I, PRECARIOUS
It’s late when I hear Jackson come in. He pauses on his way through the kitchen to pour himself a glass of milk and make a sandwich. After a few minutes, he comes down the hallway, heading for the living room. As he passes the open door of the study, I can tell by the hesitation in his stride the exact moment he sees me in front of my computer. He comes into the room and stands behind me, bringing a hint of spring aftershave with him. “What are you doing?” he asks.
“Researching a painter we’re planning to feature at the museum.”
He sets his milk and sandwich beside the keyboard, drapes his arm across my shoulder, and leans closer to the screen. “I can see why,” he says, his breath warm on my neck. “That’s one seriously hot dude.”
“You date yourself,” I tell him. “The current term is ‘righteous.’ He’s one righteous dude.”
He grins that impish grin. “Whatever,” he says.
The picture on the screen is of the painting Daedalus and Icarus by Leighton. It shows father and son standing on the edge of a cliff overlooking the sea. The boy gazes toward the horizon, his white wings raised, eager for flight. He wears nothing, though a slim orange ribbon flutters around him, coyly hiding his genitalia. As the man bends beneath his son’s upraised arm, making some final adjustment, his dark robes billow and swirl in the wind, obscuring one of the boy’s wings. Such heavy-handed foreshadowing.

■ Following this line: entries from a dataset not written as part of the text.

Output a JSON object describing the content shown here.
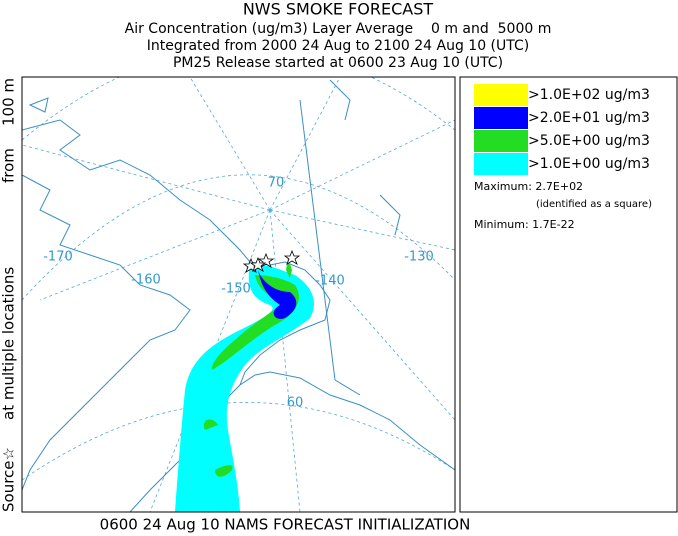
{
  "header": {
    "title": "NWS SMOKE FORECAST",
    "lines": [
      "Air Concentration (ug/m3) Layer Average    0 m and  5000 m",
      "Integrated from 2000 24 Aug to 2100 24 Aug 10 (UTC)",
      "PM25 Release started at 0600 23 Aug 10 (UTC)"
    ]
  },
  "side_label": [
    "Source☆",
    "at multiple locations",
    "from",
    "100 m"
  ],
  "map": {
    "graticule_labels": [
      "-170",
      "-160",
      "-150",
      "-140",
      "-130",
      "70",
      "60"
    ]
  },
  "legend": {
    "items": [
      {
        "label": ">1.0E+02 ug/m3",
        "color": "#ffff00"
      },
      {
        "label": ">2.0E+01 ug/m3",
        "color": "#0000ff"
      },
      {
        "label": ">5.0E+00 ug/m3",
        "color": "#22dd22"
      },
      {
        "label": ">1.0E+00 ug/m3",
        "color": "#00ffff"
      }
    ],
    "maximum": "Maximum: 2.7E+02",
    "max_note": "(identified as a square)",
    "minimum": "Minimum: 1.7E-22"
  },
  "footer": "0600 24 Aug 10 NAMS FORECAST INITIALIZATION"
}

“Lord Frederic Leighton,” I say. “1869.”
Jackson shrugs. “Never heard of him.”
“He isn’t widely known,” I admit. “Which is why we’re having the retrospective.”
When I look at the screen, I see the thought, the composition that went into the picture. I see a bleak landscape with a beautiful young man and a dark, older fellow. “Leighton never married, and even though there are rumors about a child by one of his models, speculation persists about his relations with men.”

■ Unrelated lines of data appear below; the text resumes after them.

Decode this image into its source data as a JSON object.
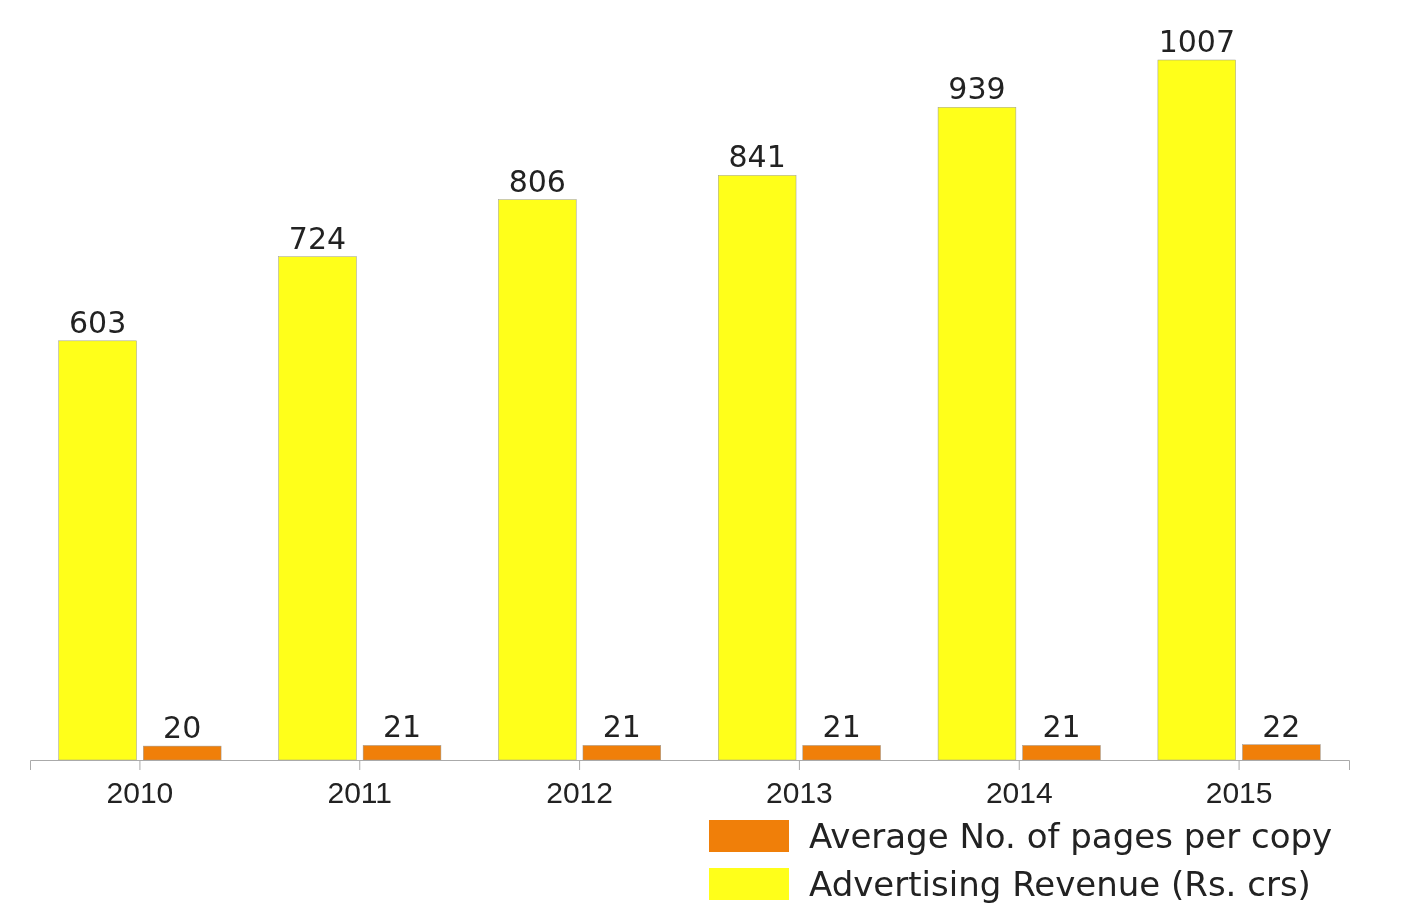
{
  "chart_data": {
    "type": "bar",
    "categories": [
      "2010",
      "2011",
      "2012",
      "2013",
      "2014",
      "2015"
    ],
    "series": [
      {
        "name": "Advertising Revenue (Rs. crs)",
        "color": "#ffff1a",
        "values": [
          603,
          724,
          806,
          841,
          939,
          1007
        ]
      },
      {
        "name": "Average No. of pages per copy",
        "color": "#f07f09",
        "values": [
          20,
          21,
          21,
          21,
          21,
          22
        ]
      }
    ],
    "data_labels": true,
    "grid": false,
    "legend": "bottom right",
    "tick_labels": "x"
  }
}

Jackson glances at me. “That,” he says with a smirk, “is my kind of fellow.” He nips my ear.
“Leighton has the honor of holding the shortest peerage in British history,” I say. “A day after being given his title, he died of angina pectoris.”
Jackson raises his eyebrows. “What’s that?”
“A disease of the arteries which feed the heart.”
“A heart attack?” He turns back to the picture of the painting.
I shake my head. “Not exactly.” I shift a bit, leaning closer to him, but keep my eyes on the screen. I gaze at the mosaic of phosphorous dots which represent the painting of the artist’s conception of a scene that never existed.
When I look at Leighton’s painting, I can choose to see the dried pigment of the paint he used. Or I can see the associations of the colors and shapes to each other. Or I can see the relationship of the figures presented – the father expectant and hopeful, the son caught up in the romance of adventure. Or I can see the longing of the artist, his desire to capture the essence of paternal care or juvenile ambition or of history or myth or of ambition or lust.
Jackson thinks I don’t know about his boyfriend, a graduate assistant in his physics lab at the school, but I’ve overheard snatches of their conversation. I’ve noticed the glance that lingers a moment too long between the two of them. I look at Jackson now, and a sepia feeling washes over me.
I turn back to the screen.
Wherein lies the reality of the painting? Is it in the oils? The canvas? The colors and their relationships? The intent of the painter? Is it the artist’s love of the subject or the subject’s love – the father for his son or the son for his freedom?
If the painting were burned, would the desire of the artist that gave rise to the painting still exist, if only in history, at a precise moment in the past? But if it were buried instead, wouldn’t the artist’s intention remain in the world, somehow still in the present? Is an oil-dappled canvas art only when it’s viewed?
If Jackson were to analyze the work with the cutting-edge technology in his lab, what would he find? Paint? Molecules? Atoms? The electron cloud? Quarks? At what level would he find the picture?
If he were to analyze my heart – the blood and tissue and cells – at what level would he find my love?